Hamburg, 16. September 2019 - Fußball, 2. Bundesliga 2019/20, FC St. Pauli - Hamburger SV: Andreas Rettig (FC St. Pauli, Geschäftsführer) +++ Hinweis: Gemäß den Vorgaben der DFL Deutsche Fußball Liga  ...
Andreas Rettig war von 2013 bis 2015 Geschäftsführer der Deutschen Fußball-Liga (DFL).Bild: xim.gs / Philipp Szyza / xim.gs / Philipp Szyza

Ausstiegsklauseln für Spieler sind
vollkommen normal

Bei Spielern ist es vollkommen normal, dass sie den Verein wechseln, wenn sie das Gefühl haben, in ihrem aktuellen Klub nicht mehr viel erreichen zu können.
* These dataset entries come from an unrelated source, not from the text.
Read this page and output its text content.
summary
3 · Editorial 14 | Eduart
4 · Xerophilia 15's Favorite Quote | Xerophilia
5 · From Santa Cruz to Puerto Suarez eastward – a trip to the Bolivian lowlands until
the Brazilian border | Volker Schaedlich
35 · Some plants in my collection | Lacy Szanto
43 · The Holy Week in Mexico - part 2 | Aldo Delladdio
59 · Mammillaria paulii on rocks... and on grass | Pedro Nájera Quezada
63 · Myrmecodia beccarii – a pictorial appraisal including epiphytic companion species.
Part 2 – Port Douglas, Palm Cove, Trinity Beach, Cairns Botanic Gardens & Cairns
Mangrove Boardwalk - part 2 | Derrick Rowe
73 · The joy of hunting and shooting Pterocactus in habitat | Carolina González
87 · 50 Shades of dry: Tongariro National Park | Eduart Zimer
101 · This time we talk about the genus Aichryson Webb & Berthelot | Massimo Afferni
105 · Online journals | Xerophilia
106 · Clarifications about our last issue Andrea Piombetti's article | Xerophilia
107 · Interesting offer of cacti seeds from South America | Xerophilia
Dann machen Berater interessierte Vereine auf eine Ausstiegsklausel im Vertrag aufmerksam, der abgebende Verein bekommt immerhin etwas Geld und vermeidet es, einen unzufriedenen Spieler im Kader zu haben.

Mittlerweile gibt es diese Entwicklung auch bei Trainern. Sie kommen damit in gewisser Weise dem Mechanismus zuvor, entlassen zu werden, wenn es nicht mehr läuft. Schon Trainer-Legende Ottmar Hitzfeld sagte vor vielen Jahren: "Ich habe nur Argumente, wenn ich gewinne, sonst bin ich als Trainer ein armes Schwein."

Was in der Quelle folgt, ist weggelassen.